2009-12-19 19:22 BJT

Special Report: UN climate change conference in Copenhagen |


Reaching a legally-binding deal at the UN climate talks in Copenhagen looks increasingly out of reach. Many are calling the "Copenhagen Accord" an overly ambitious goal for the conference. The climate change summit has concluded without approving the accord, but it has been formally acknowledged, despite opposition from several nations.

The decision was made after an all-night plenary session. The text of the final decision says the conference of the parties takes note of the Copenhagen Accord. But it stops short of a full endorsement. The decision also lists the countries that are in favor of the deal and those against it.

The accord puts off many tough decisions until next year.

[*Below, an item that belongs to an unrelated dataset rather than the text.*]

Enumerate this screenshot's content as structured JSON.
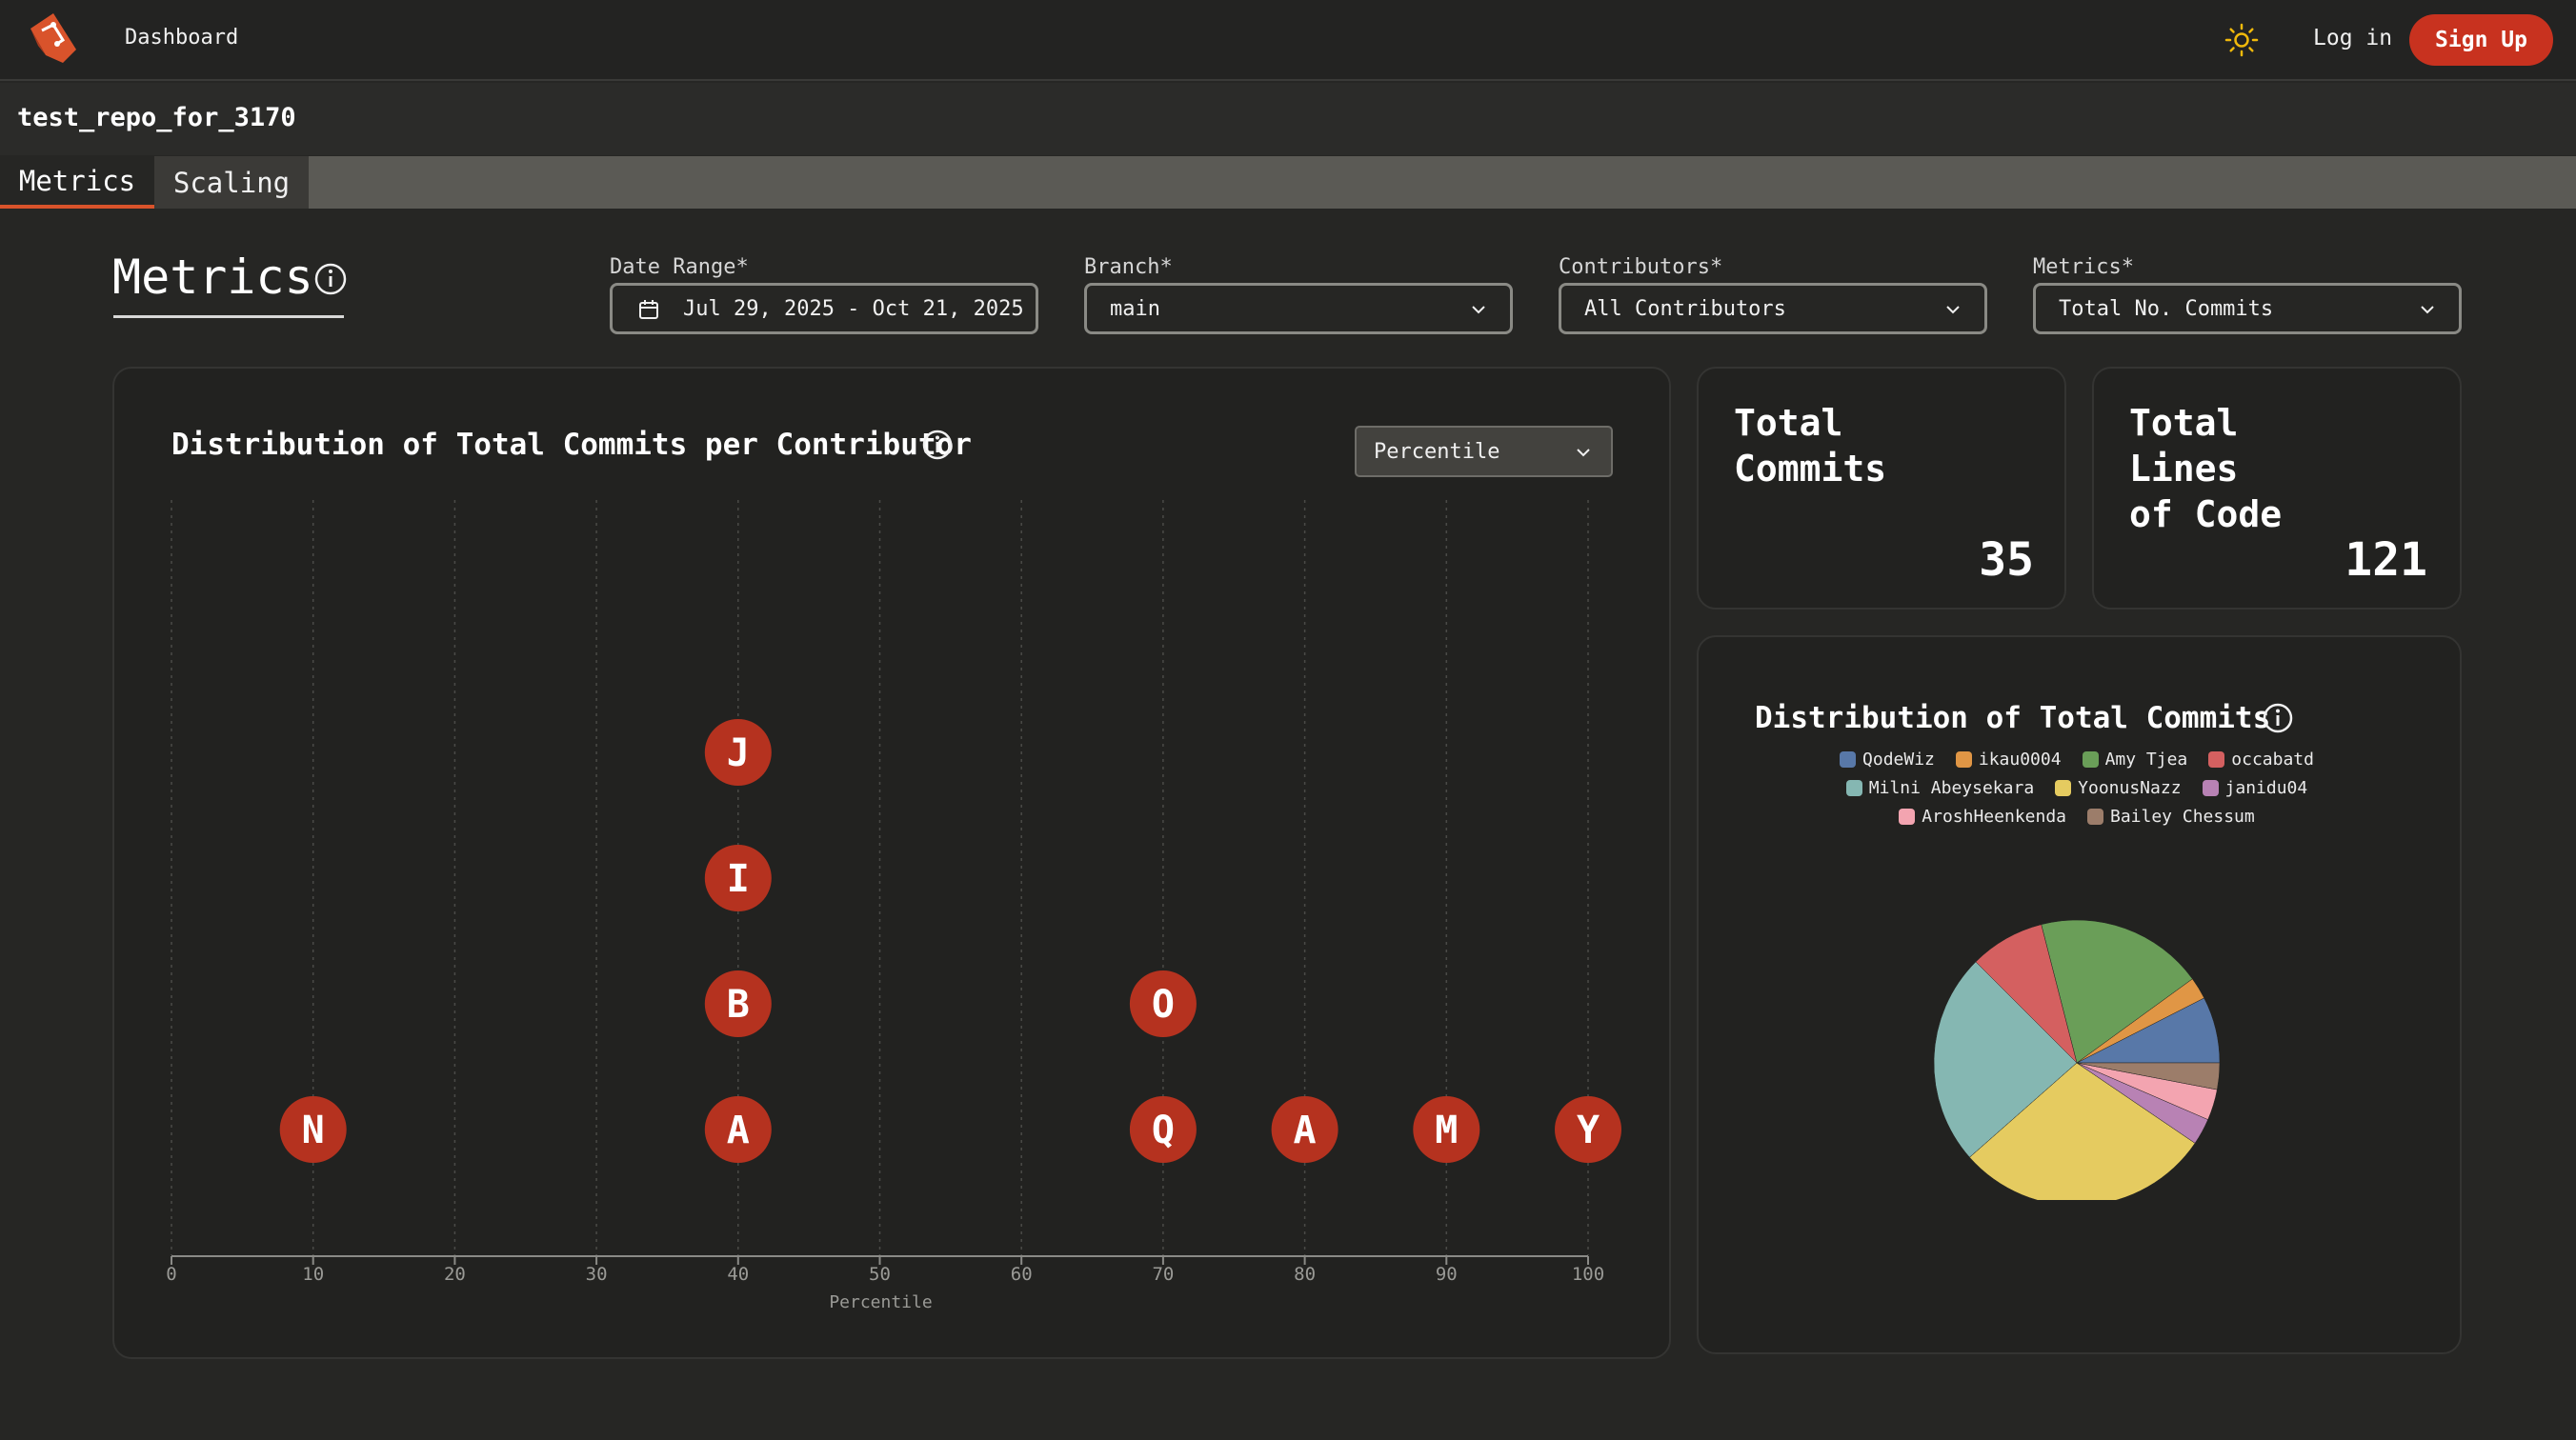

US President Barack Obama spoke of the deal as "the beginning of a new era of international action." But many other leaders said it was "imperfect", and "insufficient."

The accord adds a promise of 100 billion US dollars a year to help developing nations tackle climate change from 2020. Obama announced the deal after discussions with leaders from China, India, South Africa and Brazil.

Premier Wen Jiabao has returned to Beijing after attending the leaders' meeting of the UN Climate Talks. In his speech to the meeting, he said China will go forward with its efforts to curb greenhouse gas emissions even if the conference fails to reach a deal.

Wen Jiabao said, "At this very moment, billions of people across the world are following what is happening here in Copenhagen closely. The will that we express and the commitments that we make here should help push forward mankind's historical process of combating climate change. Standing at this podium, I am deeply aware of the heavy responsibility. China takes climate change very seriously. We have made and will continue to make unremitting efforts to tackle this challenge."